Third Class Session: New Testament
As our classes take place during Advent, I move into the Christmas story found in Matthew and Luke by reading from Isaiah 9:6. Then I tell the Godly Play Advent story weeks 1-4. I follow with a discussion of what parents and children know about Jesus. If there is time, I tell the story of the loaves and fishes (a young boy is the agent of grace in the story). The children tell me the story of the crucifixion and resurrection and we conclude by reading Acts 2:1-12. I remind them that we are still writing the Acts of the Apostles because that is what Jesus asks us to do as his followers.
I give each child a highlighter pen and ask them to take their Bibles home and remember to bring them to Church. The highlighter is for them to invite their parents, grandparents, aunts, uncles, siblings, or Church School teachers to mark their favorite passages in our children’s Bibles.
God’s Story, Our Story
Our kids and parents get a lot out of this class.
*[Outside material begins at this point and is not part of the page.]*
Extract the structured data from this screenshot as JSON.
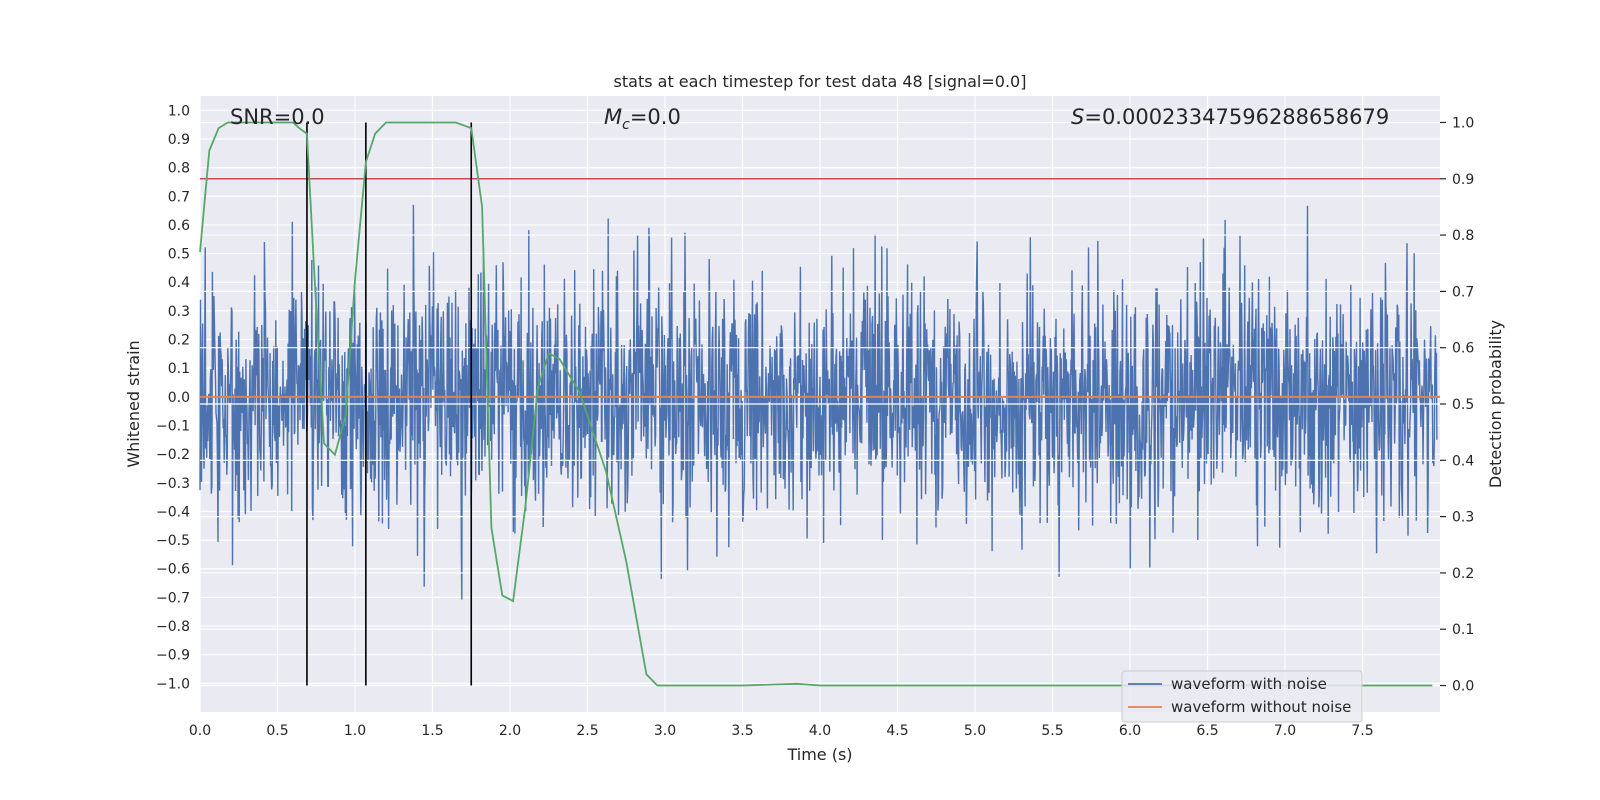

Parents are filled in on details and “how-to’s” that they might be afraid to admit they don’t know. Both parents and children are given a sense of the basic story arc of the Christian narrative and invited to find their place within it. The highlighter pen invites them to experience first hand the way God’s story has impacted others they know and love through the passages those folks choose to highlight. The Bibles become not just the story of God’s people, but the stories of specific people the child knows and as they grow, their own story emerges from the pages. An heirloom of faith is born to be treasured and used for a lifetime.